We conclude that any error in Supreme Court's Sandoval ruling is harmless inasmuch as the evidence of defendant's guilt is overwhelming, and there is no significant probability that defendant would have been acquitted but for the error (see People v. Grant, 7 N.Y.3d 421, 424–425, 823 N.Y.S.2d 757, 857 N.E.2d 52). Contrary to defendant's further contention, we conclude that the court properly allowed the People to present evidence that he engaged in uncharged criminal conduct immediately before and after the attempted assault. That evidence was properly admitted “to complete the narrative of the events charged in the indictment” (People v. Leeson, 48 A.D.3d 1294, 1296, 850 N.Y.S.2d 815, affd. 12 N.Y.3d 823, 880 N.Y.S.2d 895, 908 N.E.2d 885) and, in any event, the court provided the jury with an appropriate limiting instruction, thereby minimizing any potential prejudice to defendant (see People v. Bassett, 55 A.D.3d 1434, 1436, 866 N.Y.S.2d 473, lv. denied 11 N.Y.3d 922, 874 N.Y.S.2d 7, 902 N.E.2d 441). We reject defendant's contention that he was denied effective assistance of counsel based upon his attorney's failure to cross-examine the People's domestic violence trauma expert (see People v.

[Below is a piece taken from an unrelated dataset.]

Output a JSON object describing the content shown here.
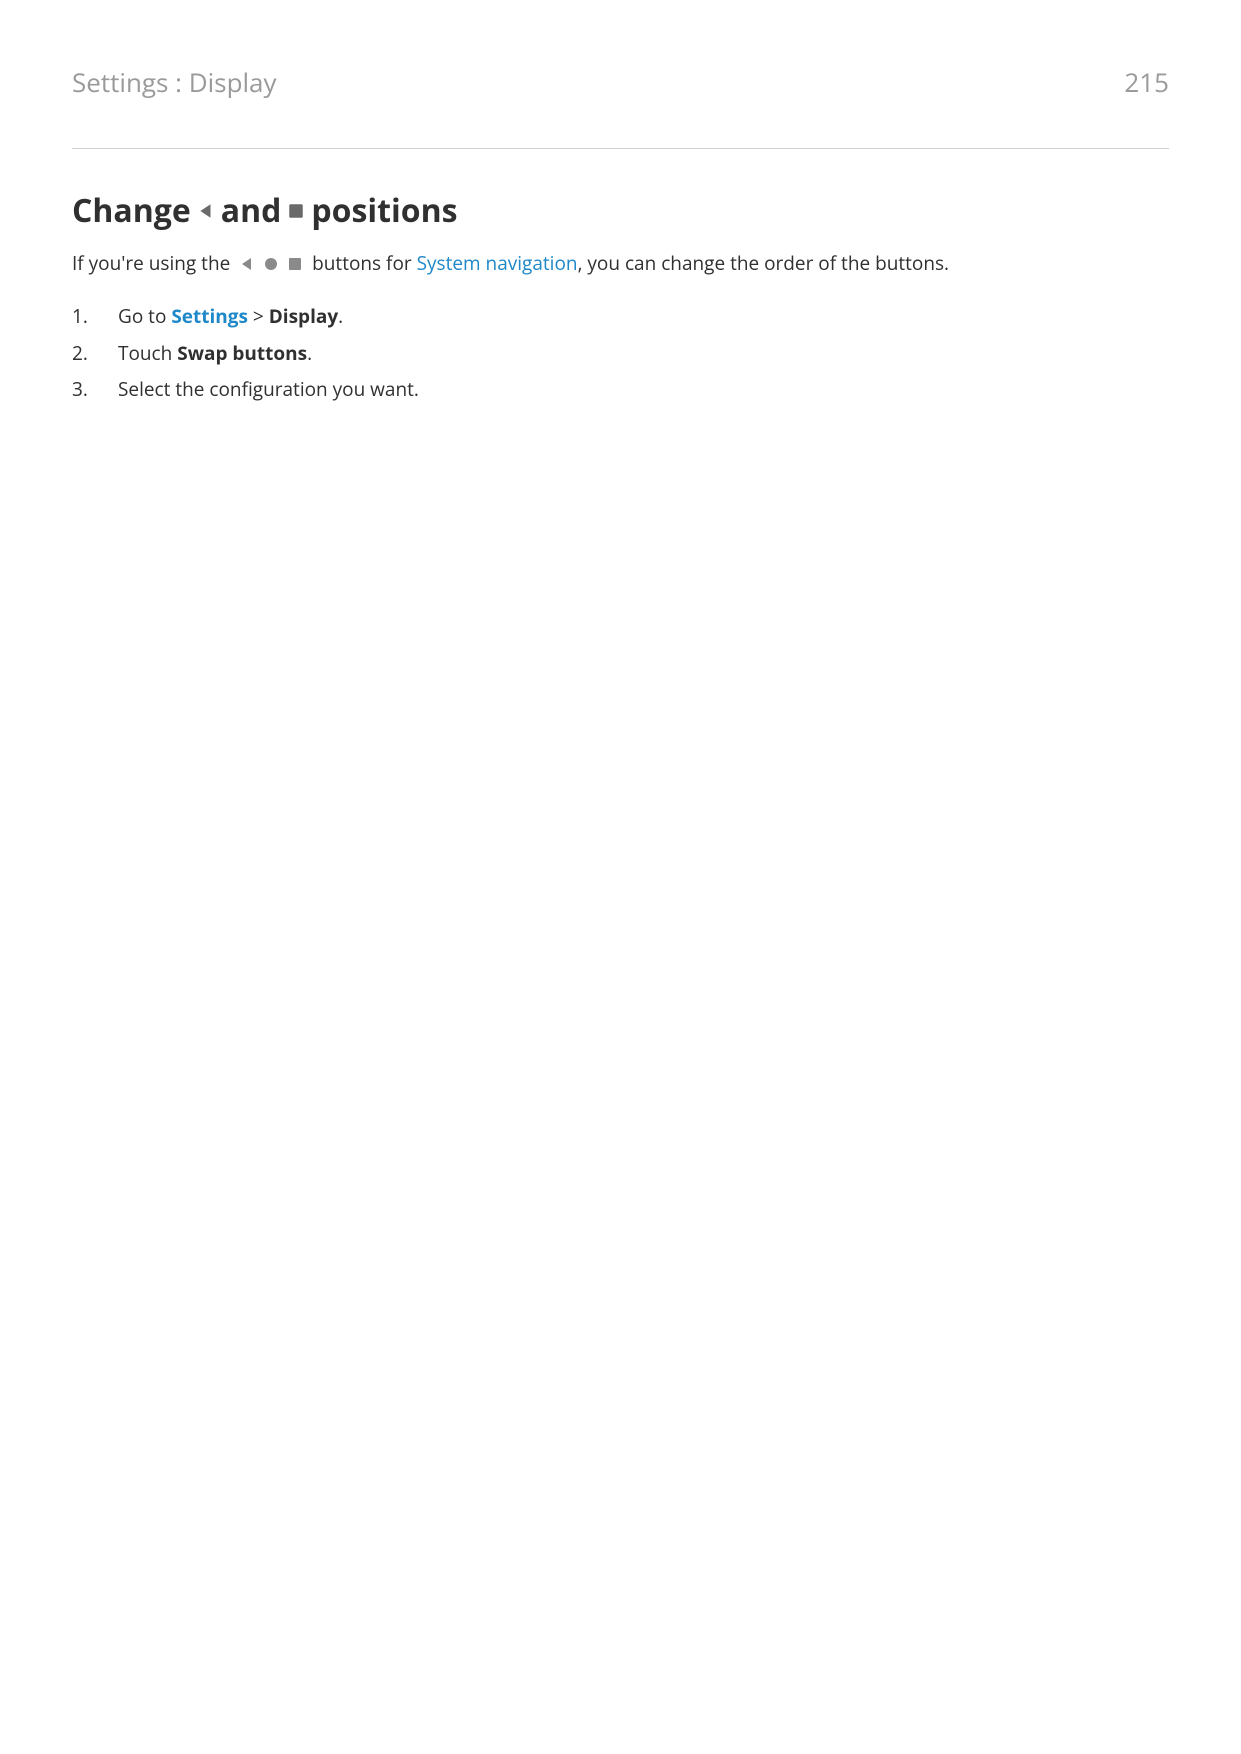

Philbert, 267 A.D.2d 607, 607–608, 700 N.Y.S.2d 243, lv. denied 94 N.Y.2d 905, 707 N.Y.S.2d 390, 728 N.E.2d 989; People v. Almanzar, 188 A.D.2d 654, 655, 591 N.Y.S.2d 847, lv. denied 81 N.Y.2d 881, 597 N.Y.S.2d 942, 613 N.E.2d 974). Contrary to defendant's further contention, the court properly denied his motion to set aside the verdict pursuant to CPL 330.30(3) without conducting a hearing. Defendant failed to show that the allegedly new evidence could not have been discovered earlier in the exercise of reasonable diligence (see People v. Sterina, 108 A.D.3d 1088, 1091, 968 N.Y.S.2d 296), nor in any event did he show that it was “of such character as to create a probability that had such evidence been received at the trial the verdict would have been more favorable to the defendant” (CPL 330.303; see People v. Simon, 71 A.D.3d 1574, 1576, 897 N.Y.S.2d 578, lv. denied 15 N.Y.3d 757, 906 N.Y.S.2d 830, 933 N.E.2d 229, reconsideration denied 15 N.Y.3d 856, 909 N.Y.S.2d 33, 935 N.E.2d 825). The sentence is not unduly harsh or severe.
We have examined defendant's contentions in his pro se supplemental brief and conclude that none requires reversal or modification of the judgment.
It is hereby ORDERED that the judgment so appealed from is unanimously affirmed.